A maioria destas pessoas escolhemos para estar do nosso lado, mas ainda há aquelas que não escolhemos, por exemplo, quando participamos de uma missão para a qual fomos designados ou de uma mesma viagem turística coletiva (uma excursão). E nos surpreendemos, muitas vezes, com uma profunda afinidade de alma, com um se sentir à vontade na companhia um do outro, como se esse conhecimento mútuo viesse de longa data. Com estas pessoas não precisamos pedir licença, solicitar “por gentileza” ou nos desculpar por erros cometidos. Formalidades são desnecessárias. Tampouco são necessárias muitas palavras. Na realidade, poucas palavras bastam. Ou até menos que isto: um gesto, um olhar, um toque e está dito tudo.
Trata-se de nossa família espiritual. Com os membros dessa família nem sempre “trocamos figurinhas”, algumas vezes trocamos “farpas”, mas que nos ajudam sempre a crescer. Com os membros desta família tecemos espontaneamente laços profundos, sentidos inexplicavelmente como muito antigos. Junto a nossa família espiritual, podemos ser nós mesmos, podemos tirar a máscara, isto porque nos sentimos aconchegados e aceitos, mesmo que estejamos de “cara amassada”. Pode-se dizer que neste caso, um “laço” (vínculo) nunca morre, pois, mesmo quando há um rompimento, permanece vivo em estado de latência. O reencontro pode acontecer após décadas de uma aparente separação, sendo vivenciados então momentos de grande intensidade. Uma bela imagem que traduz a força dos vínculos entre os membros de uma família espiritual seria um leve e persistente sopro em uma brasa aparentemente apagada. O fogo logo ressurge entre as cinzas e o calor está de volta a aquecer e quebrar o gelo.

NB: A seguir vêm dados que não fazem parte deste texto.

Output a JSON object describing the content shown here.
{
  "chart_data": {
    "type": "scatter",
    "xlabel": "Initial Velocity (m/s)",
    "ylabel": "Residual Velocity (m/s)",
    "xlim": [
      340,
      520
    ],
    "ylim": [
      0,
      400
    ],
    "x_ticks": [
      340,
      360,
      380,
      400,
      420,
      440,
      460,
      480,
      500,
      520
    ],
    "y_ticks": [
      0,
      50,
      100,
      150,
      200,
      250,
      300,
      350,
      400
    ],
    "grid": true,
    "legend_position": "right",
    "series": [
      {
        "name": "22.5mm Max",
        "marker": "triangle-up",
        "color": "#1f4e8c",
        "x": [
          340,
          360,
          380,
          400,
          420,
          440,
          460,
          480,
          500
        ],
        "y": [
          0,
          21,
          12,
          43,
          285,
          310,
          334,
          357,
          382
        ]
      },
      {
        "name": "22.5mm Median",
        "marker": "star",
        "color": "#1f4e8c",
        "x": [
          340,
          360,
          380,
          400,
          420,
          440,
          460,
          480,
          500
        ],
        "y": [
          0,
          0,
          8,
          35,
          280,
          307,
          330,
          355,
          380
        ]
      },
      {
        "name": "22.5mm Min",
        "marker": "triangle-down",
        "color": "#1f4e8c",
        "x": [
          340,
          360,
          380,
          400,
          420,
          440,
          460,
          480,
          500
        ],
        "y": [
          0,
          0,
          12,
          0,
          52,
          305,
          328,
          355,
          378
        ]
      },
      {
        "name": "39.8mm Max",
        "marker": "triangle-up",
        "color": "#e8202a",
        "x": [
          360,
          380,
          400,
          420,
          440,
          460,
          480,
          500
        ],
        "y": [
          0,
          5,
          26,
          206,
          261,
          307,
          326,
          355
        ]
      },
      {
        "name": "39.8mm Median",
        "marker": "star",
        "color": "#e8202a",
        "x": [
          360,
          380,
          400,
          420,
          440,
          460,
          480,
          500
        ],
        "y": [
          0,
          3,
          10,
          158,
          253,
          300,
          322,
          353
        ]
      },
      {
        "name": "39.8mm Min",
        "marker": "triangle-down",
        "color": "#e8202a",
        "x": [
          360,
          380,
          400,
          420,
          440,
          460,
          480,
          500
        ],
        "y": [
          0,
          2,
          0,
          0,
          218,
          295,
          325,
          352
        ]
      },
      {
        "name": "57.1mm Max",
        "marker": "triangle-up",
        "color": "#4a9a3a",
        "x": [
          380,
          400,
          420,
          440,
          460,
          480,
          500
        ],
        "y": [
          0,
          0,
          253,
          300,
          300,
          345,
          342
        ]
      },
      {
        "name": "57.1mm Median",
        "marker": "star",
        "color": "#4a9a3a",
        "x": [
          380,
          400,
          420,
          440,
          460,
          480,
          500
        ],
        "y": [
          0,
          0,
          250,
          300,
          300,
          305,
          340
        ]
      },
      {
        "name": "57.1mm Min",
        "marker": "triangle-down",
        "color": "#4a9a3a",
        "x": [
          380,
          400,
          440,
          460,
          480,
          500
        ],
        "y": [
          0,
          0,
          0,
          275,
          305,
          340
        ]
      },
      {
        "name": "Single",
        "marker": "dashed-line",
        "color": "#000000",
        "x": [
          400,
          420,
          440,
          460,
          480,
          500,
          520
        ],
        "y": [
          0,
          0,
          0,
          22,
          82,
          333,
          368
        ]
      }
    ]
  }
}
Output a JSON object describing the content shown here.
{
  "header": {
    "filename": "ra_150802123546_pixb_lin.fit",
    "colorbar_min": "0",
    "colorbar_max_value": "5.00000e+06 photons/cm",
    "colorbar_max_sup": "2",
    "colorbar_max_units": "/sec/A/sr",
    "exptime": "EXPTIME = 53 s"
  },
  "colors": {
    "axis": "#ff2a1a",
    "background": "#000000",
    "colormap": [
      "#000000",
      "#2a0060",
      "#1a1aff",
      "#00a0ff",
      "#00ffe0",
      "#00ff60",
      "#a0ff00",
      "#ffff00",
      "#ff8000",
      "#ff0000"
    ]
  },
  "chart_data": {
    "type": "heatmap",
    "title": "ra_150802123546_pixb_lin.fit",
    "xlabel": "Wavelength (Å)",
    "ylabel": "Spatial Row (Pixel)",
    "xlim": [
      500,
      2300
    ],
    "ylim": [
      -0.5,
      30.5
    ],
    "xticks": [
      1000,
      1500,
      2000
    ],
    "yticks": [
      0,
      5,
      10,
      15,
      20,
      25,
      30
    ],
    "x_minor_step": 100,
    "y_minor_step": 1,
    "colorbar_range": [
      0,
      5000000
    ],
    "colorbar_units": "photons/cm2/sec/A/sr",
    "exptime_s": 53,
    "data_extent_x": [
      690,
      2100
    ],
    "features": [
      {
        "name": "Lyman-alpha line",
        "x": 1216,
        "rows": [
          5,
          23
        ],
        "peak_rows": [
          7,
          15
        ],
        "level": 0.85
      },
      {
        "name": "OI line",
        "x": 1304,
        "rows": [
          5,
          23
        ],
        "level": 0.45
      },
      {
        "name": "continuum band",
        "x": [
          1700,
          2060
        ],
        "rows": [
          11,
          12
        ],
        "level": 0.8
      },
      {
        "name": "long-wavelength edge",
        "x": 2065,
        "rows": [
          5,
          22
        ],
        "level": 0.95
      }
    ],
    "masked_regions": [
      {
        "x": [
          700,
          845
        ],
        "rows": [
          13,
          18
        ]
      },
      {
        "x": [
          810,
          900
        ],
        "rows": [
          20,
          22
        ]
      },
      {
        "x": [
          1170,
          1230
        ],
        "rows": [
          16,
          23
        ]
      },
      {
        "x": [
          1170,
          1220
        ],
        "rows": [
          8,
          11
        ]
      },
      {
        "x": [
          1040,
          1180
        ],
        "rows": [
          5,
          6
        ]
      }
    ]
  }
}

Embora a sensação de “estar em casa” no caso da família espiritual seja muito grande, não podemos prescindir da família de sangue nem tampouco negligenciar sua importância em nossas vidas. Bem ou mal ela se constituiu em nossa matriz e nos apoiamos nela para dar os primeiros passos. Para nossa evolução, precisamos lapidar nosso espírito no atrito com membros da família de sangue e, porque não dizer, também da família espiritual.
Precisamos dessas duas experiências para crescer: o frio da lápide nos torna mais rijos ante as rajadas de vento e o calor entre os iguais nos leva a conhecer a experiência do amor, do aconchego, do profundo relaxamento e da entrega. Tudo isso compõe a totalidade e a vivência integral de ser gente.
É interessante ser uma pessoa terna e amorosa, mas também altiva na adversidade. Todo esse caldeamento faz de nossa personalidade um grande mosaico, rico de possibilidades e respostas a situações novas. Nossa família de sangue e nossa família espiritual contribuíram e continuam contribuindo para nos tornarmos aquilo que somos. A generosidade, a solidariedade, a empatia, conseguimos desenvolver graças à interação com as mesmas em nossas vidas. Somos uma obra-prima que diariamente se renova nessa interação.
Nunca é demais expressar gratidão a quem nos deu a vida... E a quem nos fez enxergar melhor as cores da vida... Uma diferença, aliás, bastante sutil.
E ao fazer as pazes com tudo o que a vida nos dá nos colocamos então livres para fluir. Assim, sem se deixar estar atado a qualquer coisa ou sentimento (mágoas e ressentimentos são águas paradas que atam o desenvolvimento), podemos deixar que se cumpra em nós a lei do progresso e da evolução, razão de nossa incursão pelo planeta Terra.